Rumours of shrinking provincial grants has Red Deer contemplating how far it can stretch its capital budget.
The $1.4-billion municipal infrastructure program, called the Municipal Sustainability Initiative, could be slashed again in the face of Alberta’s growing deficit.
“We are worried, but we have nothing official to go on yet,” Mayor Morris Flewwelling said this week.
Funding to municipalities has already fallen short compared to what Alberta’s Conservative government promised for the 10-year program.
This year, Red Deer’s share dropped from a projected $12.4 million to just over $8 million.
Next year, the city is in line for $29 million.
“It could be as much as last year, but the rumours I’m hearing is it won’t even be that,” the mayor said.
The city could come out $140 million short over the 10 years if funding stays flat, or worse if the province goes back on its plan to boost payouts each year, he said.

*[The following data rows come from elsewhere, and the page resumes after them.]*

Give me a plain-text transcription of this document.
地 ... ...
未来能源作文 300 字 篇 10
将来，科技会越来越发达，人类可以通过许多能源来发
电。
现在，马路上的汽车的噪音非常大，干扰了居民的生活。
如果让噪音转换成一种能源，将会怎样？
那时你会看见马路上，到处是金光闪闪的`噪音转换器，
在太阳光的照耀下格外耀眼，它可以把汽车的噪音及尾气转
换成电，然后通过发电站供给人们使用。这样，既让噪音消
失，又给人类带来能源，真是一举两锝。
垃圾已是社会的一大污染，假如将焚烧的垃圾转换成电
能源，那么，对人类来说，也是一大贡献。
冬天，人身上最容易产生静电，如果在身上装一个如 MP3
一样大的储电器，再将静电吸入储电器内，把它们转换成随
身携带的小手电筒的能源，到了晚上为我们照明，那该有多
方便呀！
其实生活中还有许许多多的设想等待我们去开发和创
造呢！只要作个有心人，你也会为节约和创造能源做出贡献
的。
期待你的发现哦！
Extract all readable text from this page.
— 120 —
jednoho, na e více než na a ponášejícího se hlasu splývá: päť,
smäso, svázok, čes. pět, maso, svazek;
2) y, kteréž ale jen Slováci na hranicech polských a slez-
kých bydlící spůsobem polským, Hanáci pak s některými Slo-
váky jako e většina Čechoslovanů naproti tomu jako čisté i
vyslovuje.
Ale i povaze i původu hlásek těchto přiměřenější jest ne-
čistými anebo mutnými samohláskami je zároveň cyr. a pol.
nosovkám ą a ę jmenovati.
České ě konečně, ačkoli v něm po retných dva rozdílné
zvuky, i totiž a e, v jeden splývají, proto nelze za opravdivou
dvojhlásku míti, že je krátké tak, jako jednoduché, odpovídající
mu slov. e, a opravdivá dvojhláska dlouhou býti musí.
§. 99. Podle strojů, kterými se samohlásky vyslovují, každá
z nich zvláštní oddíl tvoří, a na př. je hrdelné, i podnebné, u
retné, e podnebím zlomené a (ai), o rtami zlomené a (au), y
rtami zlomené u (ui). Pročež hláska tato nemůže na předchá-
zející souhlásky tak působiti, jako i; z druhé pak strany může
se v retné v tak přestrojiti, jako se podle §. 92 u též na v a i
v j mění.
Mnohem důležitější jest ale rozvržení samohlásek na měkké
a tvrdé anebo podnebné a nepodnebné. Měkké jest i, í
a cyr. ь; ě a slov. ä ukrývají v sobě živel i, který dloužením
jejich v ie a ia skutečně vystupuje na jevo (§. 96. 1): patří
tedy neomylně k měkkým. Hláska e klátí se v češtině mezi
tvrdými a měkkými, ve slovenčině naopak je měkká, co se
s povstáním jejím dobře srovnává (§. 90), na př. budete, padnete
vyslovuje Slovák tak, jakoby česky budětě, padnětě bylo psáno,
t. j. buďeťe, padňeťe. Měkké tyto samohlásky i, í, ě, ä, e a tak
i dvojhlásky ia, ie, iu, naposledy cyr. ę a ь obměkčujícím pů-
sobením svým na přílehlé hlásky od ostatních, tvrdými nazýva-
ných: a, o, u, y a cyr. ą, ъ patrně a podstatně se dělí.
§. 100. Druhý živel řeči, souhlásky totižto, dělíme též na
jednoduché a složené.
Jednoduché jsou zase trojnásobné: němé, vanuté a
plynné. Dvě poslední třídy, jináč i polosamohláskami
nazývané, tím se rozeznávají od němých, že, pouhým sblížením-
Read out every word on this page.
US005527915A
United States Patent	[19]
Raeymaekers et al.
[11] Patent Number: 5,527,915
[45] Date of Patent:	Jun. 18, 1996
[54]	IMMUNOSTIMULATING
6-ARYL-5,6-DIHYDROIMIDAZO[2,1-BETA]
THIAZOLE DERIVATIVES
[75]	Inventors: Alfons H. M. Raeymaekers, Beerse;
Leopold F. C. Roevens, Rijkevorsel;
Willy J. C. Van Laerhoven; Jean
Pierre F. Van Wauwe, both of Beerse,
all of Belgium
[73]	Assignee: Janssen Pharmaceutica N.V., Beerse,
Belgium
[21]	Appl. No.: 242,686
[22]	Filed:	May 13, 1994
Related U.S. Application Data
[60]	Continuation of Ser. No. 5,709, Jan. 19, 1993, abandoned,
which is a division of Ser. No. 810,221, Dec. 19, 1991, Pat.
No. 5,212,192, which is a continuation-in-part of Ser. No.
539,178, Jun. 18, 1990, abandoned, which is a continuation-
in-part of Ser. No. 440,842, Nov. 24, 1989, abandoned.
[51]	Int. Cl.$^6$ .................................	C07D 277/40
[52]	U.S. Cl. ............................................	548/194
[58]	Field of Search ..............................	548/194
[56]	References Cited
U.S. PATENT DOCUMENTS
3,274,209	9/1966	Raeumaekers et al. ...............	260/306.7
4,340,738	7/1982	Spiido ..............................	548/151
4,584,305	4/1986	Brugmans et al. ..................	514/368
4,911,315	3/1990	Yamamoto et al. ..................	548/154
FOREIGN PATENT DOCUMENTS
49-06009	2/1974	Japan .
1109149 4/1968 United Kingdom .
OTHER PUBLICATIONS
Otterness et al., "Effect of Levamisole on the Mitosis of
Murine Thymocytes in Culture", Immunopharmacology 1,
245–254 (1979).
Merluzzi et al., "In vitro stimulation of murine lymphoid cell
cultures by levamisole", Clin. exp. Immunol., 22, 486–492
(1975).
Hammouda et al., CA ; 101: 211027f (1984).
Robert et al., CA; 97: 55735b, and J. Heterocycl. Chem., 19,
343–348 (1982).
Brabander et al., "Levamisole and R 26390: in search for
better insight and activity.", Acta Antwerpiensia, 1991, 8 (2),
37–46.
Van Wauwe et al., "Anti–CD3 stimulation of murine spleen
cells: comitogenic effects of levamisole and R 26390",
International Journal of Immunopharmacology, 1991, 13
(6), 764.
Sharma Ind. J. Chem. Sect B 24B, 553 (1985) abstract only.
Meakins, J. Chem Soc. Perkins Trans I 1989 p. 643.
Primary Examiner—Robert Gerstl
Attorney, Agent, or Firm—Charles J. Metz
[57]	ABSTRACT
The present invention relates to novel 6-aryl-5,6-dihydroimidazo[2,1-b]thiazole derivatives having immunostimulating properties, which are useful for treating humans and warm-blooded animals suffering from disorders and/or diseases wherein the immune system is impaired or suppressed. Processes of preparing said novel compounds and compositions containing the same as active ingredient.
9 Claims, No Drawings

Red Deer is preparing its capital budget, which will go before council in December.
The only relief in sight is coming in the form of lower capital costs like drywall, labour, concrete, wood and fuel, Flewwelling said.
Some projects in the city’s 10-year capital plan, like the $58-million Civic Centre project, could be pushed further into the future.
But delaying projects is not in the best interests of the city and its citizens, Flewwelling said.
“What happens is you get these gaps and you get the pent up demand.”
He said visitors rave over amenities like the Waskasoo Park trail system, the range of international businesses that call the city home, social programming like the city’s plan to end homelessness, and arts activities.
Red Deer is a leader in Canada and that’s how it should remain, Flewwelling said.